New to Pensacola Fishing Forum. I'm a charter boat guide out of Destin FL. I run a brand new 2013, 31 ft. Cape Horn. A buddy of mine told me to join the site so I did. Here are a few pics of the new boat and a few pics of the last few charters I have ran. Check out our website at http://itsbeenreel.com/ or find us on facebook at" It's Been Reel Fishing Charters."

Thanks, Good luck and good fishing.

Capt. Joey


----------



## specktackler57 (May 15, 2011)

dayum


----------



## Jason (Oct 2, 2007)

Sweet!!!!


----------



## BlaineAtk (Jun 8, 2010)

Wirelessly posted

Nice. I hope to upgrade to an older 27 from my 21


----------



## lobsterman (Sep 30, 2007)

Awesome ride.


----------



## reelndrag (Feb 20, 2013)

Very nice! Welcome to the forum!


----------



## Catchin Hell (Oct 9, 2007)

Welcome to the forum...:thumbsup:


----------



## Chapman5011 (Mar 7, 2013)

Sweet ride


----------



## almo100 (Mar 1, 2013)

Nice.


----------



## sniperpeeps (Mar 5, 2011)

Nice ride man, welcome to the forum!


----------



## marmidor (Mar 15, 2008)

BlaineAtk said:


> Wirelessly posted
> 
> Nice. I hope to upgrade to an older 27 from my 21


Man stick with your 21! I had a older (1994) 27 and it was a rough ride. I have a 03 21ft now and it's by far my favorite boat I've owned.


----------



## marmidor (Mar 15, 2008)

Oh and that's a find lookin ride capt!


----------



## ShortBoatFishin (Mar 6, 2013)

Nice boat and nice catches!


----------



## RedGeese (Apr 15, 2013)

*Brand new Cape Horn 24OS*

Just left the factory in Milton. At the dealer waiting on electronics (Garmin 5212 chart plotter/ gps, Garmin 24 fish finder, Garmin 100 VHF) We take her home to Fourchon, LA. next week. Let the fishing begin........................


----------



## k-p (Oct 7, 2009)

Both boats are very nice looking. I'm trying to figure out myself if I want a 31 or a 24. A 27 would be ideal if they didn't have the front seats in them.


----------



## MillerTime (Jul 6, 2011)

k-p said:


> Both boats are very nice looking. I'm trying to figure out myself if I want a 31 or a 24. A 27 would be ideal if they didn't have the front seats in them.
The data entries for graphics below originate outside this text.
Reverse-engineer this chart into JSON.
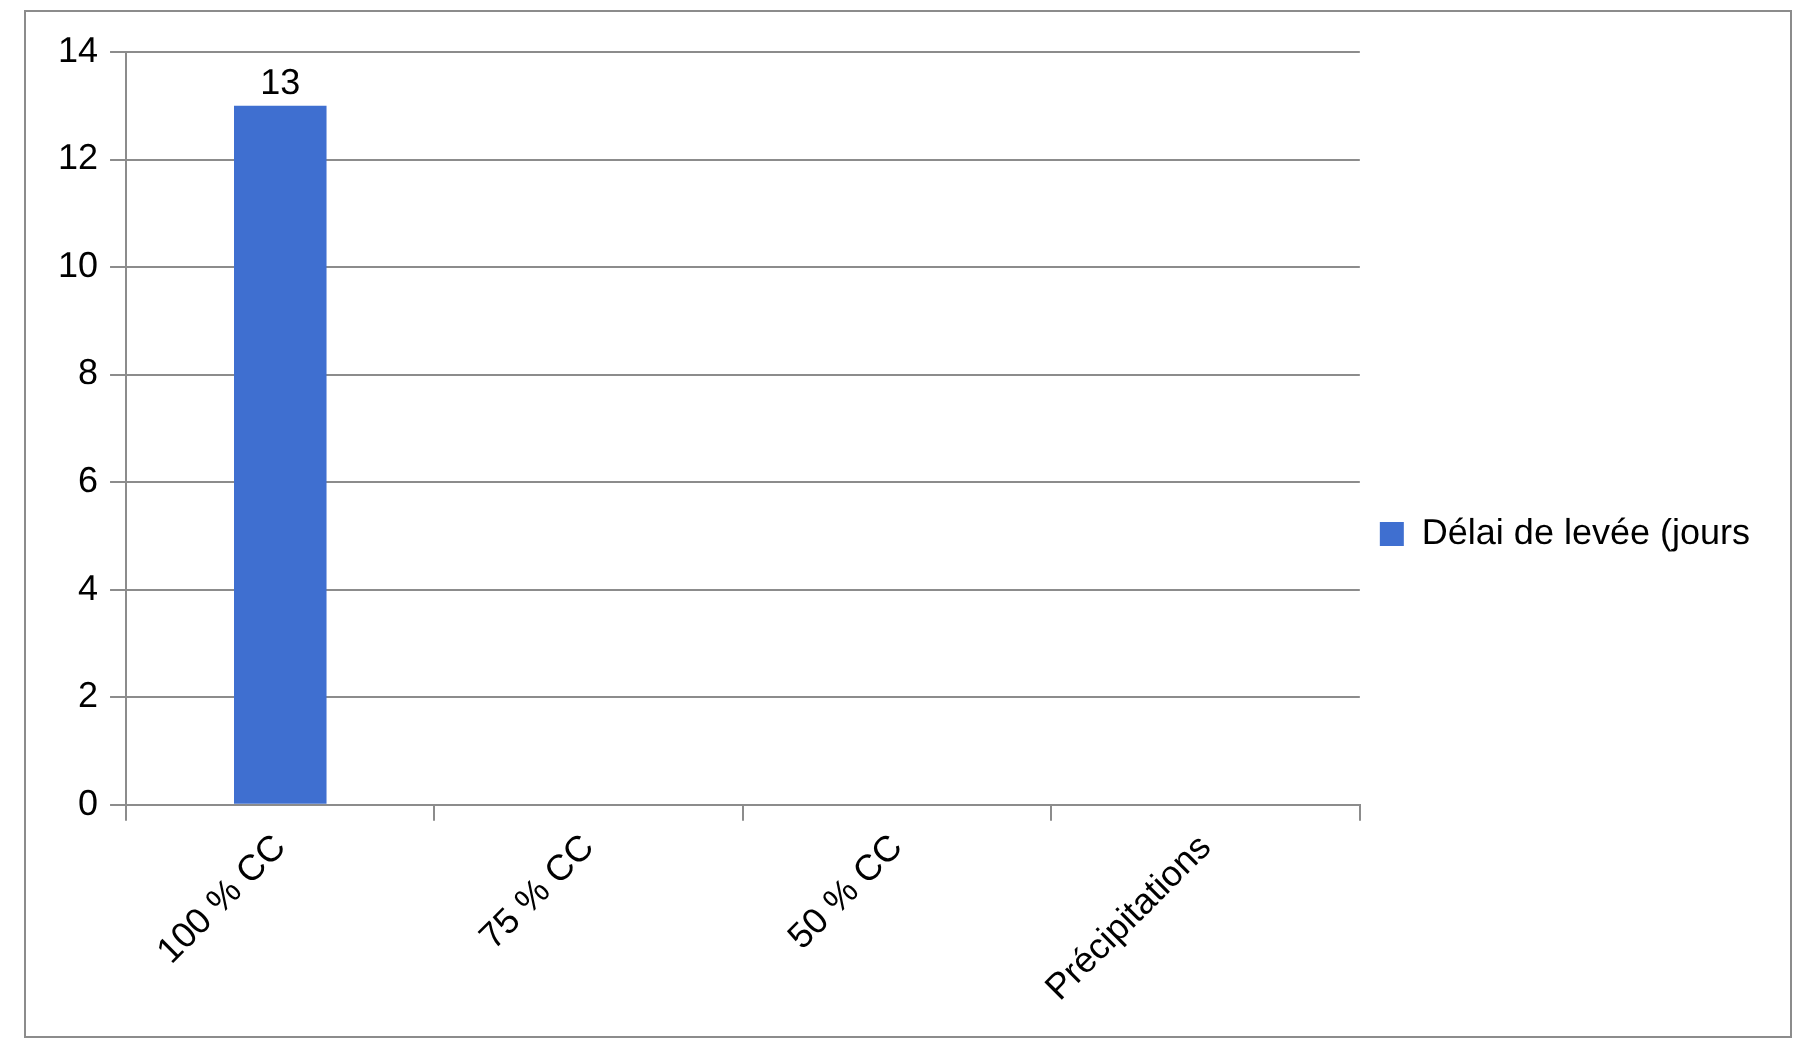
{
  "chart_data": {
    "type": "bar",
    "categories": [
      "100 % CC",
      "75 % CC",
      "50 % CC",
      "Précipitations"
    ],
    "series": [
      {
        "name": "Délai de levée (jours",
        "color": "#3f6fd0",
        "values": [
          13,
          null,
          null,
          null
        ]
      }
    ],
    "ylim": [
      0,
      14
    ],
    "yticks": [
      0,
      2,
      4,
      6,
      8,
      10,
      12,
      14
    ],
    "grid": "y",
    "legend": "right",
    "data_labels": true
  }
}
I would go with the 31. Much more available room.


----------



## bigtallluke (Jul 14, 2012)

Joey welcome to the forums, I briefly met you when I went out for a super quick trip with Chris last season.... Met you when we came back to the dock and you were about to take a group out. Awesome boat for sure, with tons of fishing room! Sick ride! Hope to see you a lot more this season, and I sure hope you guys start getting booked solid with trips now that summer is here!


----------



## Lexcore (May 5, 2012)

Nice:thumbup: on your site do you have prices:whistling:


----------